4. Page 2-3 Lines 100-102: The polymorphisms rs2844482 (c.-177-145C>T) and rs2071590 (c.-177-144A>G) in the promoter region of the LTA gene were analyzed, based on previous observation of their possible association with migraine phenotype.: Reference needed about the observations because all the hypothesis testing is based on this. Why didn't you use rs2009658 and rs2229094 also as Oikari et al did? DOI: 10.1016/j.gene.2012.09.116

Text has been emended according to the reviewer suggestion and references have been quoted at the end of the sentence (page 3, lines 109-112). Specifically, we did not test the rs2009658 and rs2229094 SNPs because Oikari et al. (reference 29) demonstrated no association with migraine in the Australian Caucasian case-control population examined. This lack of association was confirmed by Stuart et al. (reference 30), who showed no association with migraine susceptibility in a large Caucasian population. Thus, we limited our study to rs2844482 (shown to significantly associate with migraine) and rs2071590 (shown to significantly associate with migraine susceptibility) as reported by Lee et al. (reference 27).

5. TABLES: Write abbreviations below the tables: eg WT wild type, HET, HOM , SNP etc

Tables have been emended according to the reviewer suggestion.

6. Page 4 Lines 132-135: Was this association made for the migraine (case) group? If yes please clarify.

Text has been emended according to the reviewer suggestion (page 4, line 149).

7. Limitations: Please add to the limitations the fact that in this case control study no MRI and analysis was performed to the control group.

Text has been emended according to the reviewer suggestion (page 7, lines 274-276)

8. Would you consider mentioning other gene polymorphisms (of white matter lesions) to the discussion, such as htra1?

This would be a very interesting topic to be addressed. However, in our opinion a discussion of other gene polymorphisms (of white matter lesions) would very highly speculative and not substantiated by any experimental finding.
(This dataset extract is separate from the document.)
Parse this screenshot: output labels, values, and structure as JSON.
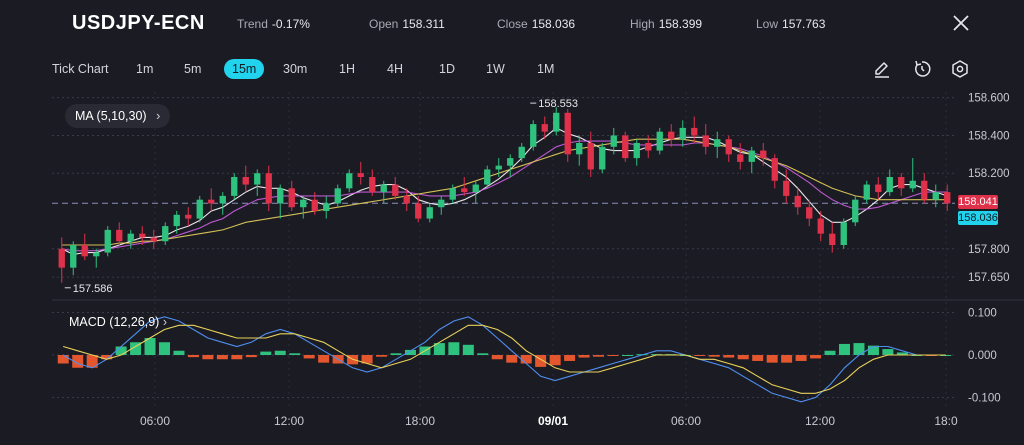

Concerning specifically the HTRA1 gene, beside the fact that we do not have any data, and despite its suggested association with WMHs in other clinical settings, to the best of our knowledge there is only one report in migraine patients, showing no association. In light of these considerations, we do not believe that this is the most suitable context for discussing this topic. We hope the reviewer will agree with our considerations. If not, we are ready to further revise the document accordingly.